A description of what chart induced basis vector on \(C^\infty\) manifold with boundary is
Topics
About: \(C^\infty\) manifold
The table of contents of this article
Starting Context
Target Context
- The reader will have a description of what any chart induced basis vector on any \(C^\infty\) manifold with boundary is.
Orientation
There is a list of definitions discussed so far in this site.
There is a list of propositions discussed so far in this site.
Main Body
1: Note
The conclusion is in fact what will be rather prevalently guessed intuitively, but this is about more rigorously confirming that that guess is correct.
2: Description
For any \(C^\infty\) manifold with (possibly empty) boundary, \(M\), and any chart, \((U \subseteq M, \phi)\), what is the chart induced basis vector, \(\partial / \partial x^j \vert_p\), at \(p \in U\)?
This argument is profusely based on a definition of map between arbitrary subsets of \(C^\infty\) manifolds with boundary \(C^k\) at point, where \(k\) excludes \(0\) and includes \(\infty\).
\(\partial / \partial x^j \vert_p\) is defined to be such that for any \(C^\infty\) function, \(f: M \to \mathbb{R}\), \(\partial / \partial x^j \vert_p (f) = \partial (f \circ {\phi}^{-1})' / \partial x^j \vert_{\phi (p)}\), where \((f \circ {\phi}^{-1})': U'_{\phi (p)} \to \mathbb{R}\) is any \(C^\infty\) extension of \(f \circ {\phi}^{-1}\), where \(U'_{\phi (p)} \subseteq \mathbb{R}^d\) is open, such that \((f \circ {\phi}^{-1})' \vert_{U'_{\phi (p)} \cap \phi (U)} = f \circ {\phi}^{-1} \vert_{U'_{\phi (p)} \cap \phi (U)}\).

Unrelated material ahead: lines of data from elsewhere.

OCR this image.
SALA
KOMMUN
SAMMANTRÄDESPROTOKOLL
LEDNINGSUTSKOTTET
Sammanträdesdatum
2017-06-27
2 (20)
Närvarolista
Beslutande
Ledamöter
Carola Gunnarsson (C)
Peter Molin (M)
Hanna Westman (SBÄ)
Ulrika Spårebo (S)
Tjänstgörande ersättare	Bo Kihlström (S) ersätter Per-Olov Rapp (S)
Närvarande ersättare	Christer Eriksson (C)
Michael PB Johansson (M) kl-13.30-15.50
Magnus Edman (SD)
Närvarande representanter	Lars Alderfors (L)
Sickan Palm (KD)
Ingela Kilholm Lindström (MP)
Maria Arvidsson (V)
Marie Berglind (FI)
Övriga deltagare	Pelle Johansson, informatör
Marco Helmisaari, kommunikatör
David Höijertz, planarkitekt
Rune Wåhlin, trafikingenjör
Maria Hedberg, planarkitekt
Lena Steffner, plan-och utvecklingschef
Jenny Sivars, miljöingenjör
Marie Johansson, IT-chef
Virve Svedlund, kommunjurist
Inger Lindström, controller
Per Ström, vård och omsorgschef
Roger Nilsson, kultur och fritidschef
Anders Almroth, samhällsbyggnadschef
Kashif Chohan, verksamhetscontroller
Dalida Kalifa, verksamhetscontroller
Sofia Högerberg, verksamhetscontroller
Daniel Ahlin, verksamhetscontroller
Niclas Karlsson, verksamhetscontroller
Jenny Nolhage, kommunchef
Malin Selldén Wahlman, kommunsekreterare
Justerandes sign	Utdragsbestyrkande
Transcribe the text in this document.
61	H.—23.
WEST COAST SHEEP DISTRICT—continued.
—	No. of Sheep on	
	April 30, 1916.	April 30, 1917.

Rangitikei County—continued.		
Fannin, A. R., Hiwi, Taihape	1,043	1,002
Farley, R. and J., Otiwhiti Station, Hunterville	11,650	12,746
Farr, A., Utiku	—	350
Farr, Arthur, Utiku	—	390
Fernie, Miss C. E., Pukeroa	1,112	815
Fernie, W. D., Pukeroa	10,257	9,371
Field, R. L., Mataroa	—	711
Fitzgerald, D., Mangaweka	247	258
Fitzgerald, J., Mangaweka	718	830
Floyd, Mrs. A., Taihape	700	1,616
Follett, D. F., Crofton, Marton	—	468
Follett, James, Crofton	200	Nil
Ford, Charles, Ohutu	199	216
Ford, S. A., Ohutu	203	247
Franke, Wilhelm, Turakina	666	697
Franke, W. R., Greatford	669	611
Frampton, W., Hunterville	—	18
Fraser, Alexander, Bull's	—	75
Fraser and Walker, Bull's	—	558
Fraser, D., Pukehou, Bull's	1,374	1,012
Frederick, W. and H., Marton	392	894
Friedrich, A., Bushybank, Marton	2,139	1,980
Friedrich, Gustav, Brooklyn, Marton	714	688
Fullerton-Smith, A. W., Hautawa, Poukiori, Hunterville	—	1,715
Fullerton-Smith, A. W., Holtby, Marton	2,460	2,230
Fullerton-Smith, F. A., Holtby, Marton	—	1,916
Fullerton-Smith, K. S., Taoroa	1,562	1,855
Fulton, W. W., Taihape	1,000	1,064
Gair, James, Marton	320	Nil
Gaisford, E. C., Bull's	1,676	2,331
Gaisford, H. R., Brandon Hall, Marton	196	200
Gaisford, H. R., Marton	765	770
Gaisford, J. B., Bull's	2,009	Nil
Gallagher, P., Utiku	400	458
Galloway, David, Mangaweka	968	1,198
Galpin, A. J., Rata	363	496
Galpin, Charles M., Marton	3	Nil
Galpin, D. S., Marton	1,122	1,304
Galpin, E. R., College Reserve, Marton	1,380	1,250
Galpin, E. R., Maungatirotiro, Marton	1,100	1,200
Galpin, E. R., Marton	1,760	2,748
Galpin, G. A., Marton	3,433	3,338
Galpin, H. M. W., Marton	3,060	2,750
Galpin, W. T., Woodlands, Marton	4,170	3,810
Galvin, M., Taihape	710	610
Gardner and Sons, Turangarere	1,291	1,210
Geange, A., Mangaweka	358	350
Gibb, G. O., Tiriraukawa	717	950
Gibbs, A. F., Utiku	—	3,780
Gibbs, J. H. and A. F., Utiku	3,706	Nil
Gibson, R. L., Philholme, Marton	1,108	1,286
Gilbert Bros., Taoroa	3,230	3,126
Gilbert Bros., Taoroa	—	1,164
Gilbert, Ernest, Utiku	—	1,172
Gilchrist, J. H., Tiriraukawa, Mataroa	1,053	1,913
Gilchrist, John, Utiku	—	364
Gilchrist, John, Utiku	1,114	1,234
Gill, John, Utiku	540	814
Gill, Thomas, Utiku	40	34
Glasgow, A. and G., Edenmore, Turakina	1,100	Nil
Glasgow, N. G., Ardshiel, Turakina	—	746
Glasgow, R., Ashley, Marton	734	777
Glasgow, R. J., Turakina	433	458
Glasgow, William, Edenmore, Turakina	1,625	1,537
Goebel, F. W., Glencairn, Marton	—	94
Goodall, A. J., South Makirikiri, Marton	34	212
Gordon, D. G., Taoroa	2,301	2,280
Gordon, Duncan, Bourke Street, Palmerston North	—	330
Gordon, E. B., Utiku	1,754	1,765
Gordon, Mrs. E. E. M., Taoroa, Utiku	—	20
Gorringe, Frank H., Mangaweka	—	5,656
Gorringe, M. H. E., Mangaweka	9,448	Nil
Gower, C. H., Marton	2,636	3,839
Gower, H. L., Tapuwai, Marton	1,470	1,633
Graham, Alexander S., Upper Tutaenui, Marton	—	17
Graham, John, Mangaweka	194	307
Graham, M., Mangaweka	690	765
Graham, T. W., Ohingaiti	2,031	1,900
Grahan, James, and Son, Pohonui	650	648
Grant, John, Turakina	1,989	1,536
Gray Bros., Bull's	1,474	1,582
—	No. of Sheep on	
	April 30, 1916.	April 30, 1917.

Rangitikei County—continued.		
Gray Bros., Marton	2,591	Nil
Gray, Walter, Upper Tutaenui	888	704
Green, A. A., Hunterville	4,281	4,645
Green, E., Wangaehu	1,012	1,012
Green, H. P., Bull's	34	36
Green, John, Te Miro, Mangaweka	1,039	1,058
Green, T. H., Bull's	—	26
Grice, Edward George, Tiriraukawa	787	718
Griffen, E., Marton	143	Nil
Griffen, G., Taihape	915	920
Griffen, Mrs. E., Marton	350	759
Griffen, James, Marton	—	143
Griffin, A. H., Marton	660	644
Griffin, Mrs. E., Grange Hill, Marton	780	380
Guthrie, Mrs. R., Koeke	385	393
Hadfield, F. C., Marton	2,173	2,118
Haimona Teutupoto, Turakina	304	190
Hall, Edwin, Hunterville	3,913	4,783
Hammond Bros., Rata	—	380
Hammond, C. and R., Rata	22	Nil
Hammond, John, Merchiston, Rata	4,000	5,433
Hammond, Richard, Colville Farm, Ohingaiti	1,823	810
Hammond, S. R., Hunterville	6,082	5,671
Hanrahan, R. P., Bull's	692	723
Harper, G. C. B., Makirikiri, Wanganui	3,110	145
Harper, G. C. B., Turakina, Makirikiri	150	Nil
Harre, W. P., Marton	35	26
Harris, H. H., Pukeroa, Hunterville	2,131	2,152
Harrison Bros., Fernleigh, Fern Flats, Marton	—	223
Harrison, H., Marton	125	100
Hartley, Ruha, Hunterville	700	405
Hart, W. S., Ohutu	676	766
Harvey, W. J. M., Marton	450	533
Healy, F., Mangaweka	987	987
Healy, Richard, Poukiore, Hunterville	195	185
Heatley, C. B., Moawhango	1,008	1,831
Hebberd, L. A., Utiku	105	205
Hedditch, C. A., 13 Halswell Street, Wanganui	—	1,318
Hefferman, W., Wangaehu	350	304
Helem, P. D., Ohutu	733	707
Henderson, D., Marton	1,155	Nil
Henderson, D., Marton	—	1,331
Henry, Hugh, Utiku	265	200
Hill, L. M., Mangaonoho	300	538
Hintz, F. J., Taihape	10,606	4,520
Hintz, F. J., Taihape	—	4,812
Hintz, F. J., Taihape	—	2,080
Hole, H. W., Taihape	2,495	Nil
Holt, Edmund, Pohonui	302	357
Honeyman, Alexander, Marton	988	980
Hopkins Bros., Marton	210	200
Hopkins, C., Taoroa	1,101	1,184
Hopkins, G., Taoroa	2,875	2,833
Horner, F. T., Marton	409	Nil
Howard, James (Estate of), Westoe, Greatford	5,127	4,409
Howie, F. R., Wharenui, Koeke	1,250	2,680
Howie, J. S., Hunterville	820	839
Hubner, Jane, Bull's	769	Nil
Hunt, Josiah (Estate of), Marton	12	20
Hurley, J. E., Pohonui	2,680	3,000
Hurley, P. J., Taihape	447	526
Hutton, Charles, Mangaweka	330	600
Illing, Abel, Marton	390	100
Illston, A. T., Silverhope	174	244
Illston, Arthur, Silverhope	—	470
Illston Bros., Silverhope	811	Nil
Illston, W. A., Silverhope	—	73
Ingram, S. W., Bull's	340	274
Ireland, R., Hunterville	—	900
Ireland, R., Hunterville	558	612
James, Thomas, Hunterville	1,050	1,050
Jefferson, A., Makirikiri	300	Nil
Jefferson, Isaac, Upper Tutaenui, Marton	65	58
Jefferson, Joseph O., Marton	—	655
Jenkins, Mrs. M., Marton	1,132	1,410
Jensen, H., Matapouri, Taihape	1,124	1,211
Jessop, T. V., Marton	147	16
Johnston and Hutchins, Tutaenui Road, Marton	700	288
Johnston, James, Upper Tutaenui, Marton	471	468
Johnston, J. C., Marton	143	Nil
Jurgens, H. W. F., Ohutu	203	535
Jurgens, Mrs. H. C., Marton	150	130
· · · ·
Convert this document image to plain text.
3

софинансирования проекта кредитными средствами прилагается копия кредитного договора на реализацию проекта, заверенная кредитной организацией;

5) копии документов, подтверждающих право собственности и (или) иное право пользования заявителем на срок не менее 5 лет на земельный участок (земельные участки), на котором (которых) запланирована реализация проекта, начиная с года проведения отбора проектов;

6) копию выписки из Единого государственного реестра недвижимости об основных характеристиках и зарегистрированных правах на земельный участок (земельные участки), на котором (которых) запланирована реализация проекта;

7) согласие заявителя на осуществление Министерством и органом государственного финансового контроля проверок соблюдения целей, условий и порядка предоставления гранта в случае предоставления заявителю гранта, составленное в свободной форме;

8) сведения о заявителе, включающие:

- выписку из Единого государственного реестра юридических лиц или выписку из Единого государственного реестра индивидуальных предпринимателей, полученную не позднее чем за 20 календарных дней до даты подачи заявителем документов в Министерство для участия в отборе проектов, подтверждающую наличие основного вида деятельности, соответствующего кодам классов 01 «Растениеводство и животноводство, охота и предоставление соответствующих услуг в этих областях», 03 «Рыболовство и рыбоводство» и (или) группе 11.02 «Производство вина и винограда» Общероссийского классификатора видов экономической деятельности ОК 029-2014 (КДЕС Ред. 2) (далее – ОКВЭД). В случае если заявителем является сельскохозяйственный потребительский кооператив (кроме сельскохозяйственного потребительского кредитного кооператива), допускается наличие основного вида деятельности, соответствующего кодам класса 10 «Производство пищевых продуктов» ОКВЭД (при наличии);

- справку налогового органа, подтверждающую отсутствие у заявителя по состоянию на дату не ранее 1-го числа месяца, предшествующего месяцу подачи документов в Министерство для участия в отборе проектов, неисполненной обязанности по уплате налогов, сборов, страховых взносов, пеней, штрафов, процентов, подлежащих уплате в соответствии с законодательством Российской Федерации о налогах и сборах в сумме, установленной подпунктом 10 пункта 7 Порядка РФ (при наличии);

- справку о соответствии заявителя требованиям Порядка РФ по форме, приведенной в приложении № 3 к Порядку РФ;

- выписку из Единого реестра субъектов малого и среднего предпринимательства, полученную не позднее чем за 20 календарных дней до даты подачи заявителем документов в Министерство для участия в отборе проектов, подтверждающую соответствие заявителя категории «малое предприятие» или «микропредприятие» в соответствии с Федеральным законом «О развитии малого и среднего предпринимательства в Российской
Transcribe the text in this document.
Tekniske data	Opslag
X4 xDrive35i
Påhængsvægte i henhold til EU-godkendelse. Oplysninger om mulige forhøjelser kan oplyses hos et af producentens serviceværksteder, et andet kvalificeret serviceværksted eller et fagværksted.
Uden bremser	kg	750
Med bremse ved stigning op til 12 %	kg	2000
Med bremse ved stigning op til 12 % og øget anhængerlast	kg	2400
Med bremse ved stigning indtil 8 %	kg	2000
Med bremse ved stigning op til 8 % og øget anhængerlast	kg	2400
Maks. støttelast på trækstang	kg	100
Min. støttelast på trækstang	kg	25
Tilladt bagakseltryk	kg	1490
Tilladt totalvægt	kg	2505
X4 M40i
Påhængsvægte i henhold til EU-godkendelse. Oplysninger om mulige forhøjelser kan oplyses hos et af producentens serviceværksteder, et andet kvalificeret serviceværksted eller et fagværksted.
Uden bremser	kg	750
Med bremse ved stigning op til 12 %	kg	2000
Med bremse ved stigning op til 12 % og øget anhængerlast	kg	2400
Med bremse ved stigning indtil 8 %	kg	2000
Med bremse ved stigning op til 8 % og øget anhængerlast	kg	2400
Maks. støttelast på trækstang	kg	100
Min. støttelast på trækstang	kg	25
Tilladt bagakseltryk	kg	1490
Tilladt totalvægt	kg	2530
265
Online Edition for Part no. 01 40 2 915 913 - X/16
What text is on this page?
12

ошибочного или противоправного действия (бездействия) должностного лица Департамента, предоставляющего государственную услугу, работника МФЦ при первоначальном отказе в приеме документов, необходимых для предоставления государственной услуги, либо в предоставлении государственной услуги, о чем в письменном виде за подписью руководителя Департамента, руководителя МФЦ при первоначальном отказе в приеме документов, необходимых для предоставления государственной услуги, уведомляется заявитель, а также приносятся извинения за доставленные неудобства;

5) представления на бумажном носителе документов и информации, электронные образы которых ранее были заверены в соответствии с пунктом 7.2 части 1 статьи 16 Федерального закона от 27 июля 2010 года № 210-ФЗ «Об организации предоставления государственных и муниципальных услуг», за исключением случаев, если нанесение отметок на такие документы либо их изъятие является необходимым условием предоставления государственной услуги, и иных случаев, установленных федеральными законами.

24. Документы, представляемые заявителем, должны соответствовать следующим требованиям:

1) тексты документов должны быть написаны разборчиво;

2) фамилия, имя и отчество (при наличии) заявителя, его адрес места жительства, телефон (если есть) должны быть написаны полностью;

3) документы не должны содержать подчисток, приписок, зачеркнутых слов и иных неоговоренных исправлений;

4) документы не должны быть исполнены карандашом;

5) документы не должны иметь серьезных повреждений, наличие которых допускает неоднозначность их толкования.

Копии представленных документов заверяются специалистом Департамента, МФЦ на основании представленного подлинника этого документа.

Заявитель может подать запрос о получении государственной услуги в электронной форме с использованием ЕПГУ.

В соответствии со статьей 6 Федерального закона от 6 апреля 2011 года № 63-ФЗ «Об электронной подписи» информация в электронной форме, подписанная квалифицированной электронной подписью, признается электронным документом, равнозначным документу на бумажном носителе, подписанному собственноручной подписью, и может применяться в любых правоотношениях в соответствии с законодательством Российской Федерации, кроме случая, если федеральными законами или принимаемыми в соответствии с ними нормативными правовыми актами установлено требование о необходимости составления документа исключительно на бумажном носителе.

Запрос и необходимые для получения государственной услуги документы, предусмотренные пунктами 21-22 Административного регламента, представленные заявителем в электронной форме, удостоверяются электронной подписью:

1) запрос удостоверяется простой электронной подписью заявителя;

The result does not really depend on the extension, because while \(\phi (U) \subseteq \mathbb{H}^d\) is an open subset of \(\mathbb{H}^d\), \(\partial (f \circ {\phi}^{-1})' / \partial x^j \vert_{\phi (p)}\) has to equal the one-side partial derivative (when \(p\) is on the boundary and \(j = d\)) or the full partial derivative (otherwise), \(\partial (f \circ {\phi}^{-1}) / \partial x^j \vert_{\phi (p)}\).
Let us confirm that \(\partial / \partial x^j \vert_p\) is indeed a derivation. \(\partial / \partial x^j \vert_p (f g) = \partial ((f g) \circ {\phi}^{-1})' / \partial x^j \vert_{\phi (p)}\). But we can take \(((f g) \circ {\phi}^{-1})' = (f \circ {\phi}^{-1})' (g \circ {\phi}^{-1})'\), because while there are some \(C^\infty\) extensions, \((f \circ {\phi}^{-1})': U'_{f, \phi (p)} \to \mathbb{R}\) and \((g \circ {\phi}^{-1})': U'_{g, \phi (p)} \to \mathbb{R}\), \((f \circ {\phi}^{-1})' \vert_{U'_{f, \phi (p)} \cap U'_{g, \phi (p)}} (g \circ {\phi}^{-1})' \vert_{U'_{f, \phi (p)} \cap U'_{g, \phi (p)}}: U'_{f, \phi (p)} \cap U'_{g, \phi (p)} \to \mathbb{R}\) is a \(C^\infty\) extension of \(f g\). So, \(\partial ((f g) \circ {\phi}^{-1})' / \partial x^j \vert_{\phi (p)} = \partial ((f \circ {\phi}^{-1})' (g \circ {\phi}^{-1})') / \partial x^j \vert_{\phi (p)} = \partial (f \circ {\phi}^{-1})' / \partial x^j \vert_{\phi (p)} (g \circ {\phi}^{-1})' (\phi (p)) + (f \circ {\phi}^{-1})' (\phi (p)) \partial (g \circ {\phi}^{-1})' / \partial x^j \vert_{\phi (p)} = \partial / \partial x^j \vert_p (f) g (p) + f (p) \partial / \partial x^j \vert_p (g)\).
\((\partial / \partial x^1 \vert_p, ..., \partial / \partial x^d \vert_p)\) is linearly independent, because for \(c_1 \partial / \partial x^1 \vert_p + ... + c_d \partial / \partial x^d \vert_p = 0\), \((c_1 \partial / \partial x^1 \vert_p + ... + c_d \partial / \partial x^d \vert_p) x^j = c_j = 0 x^j = 0\).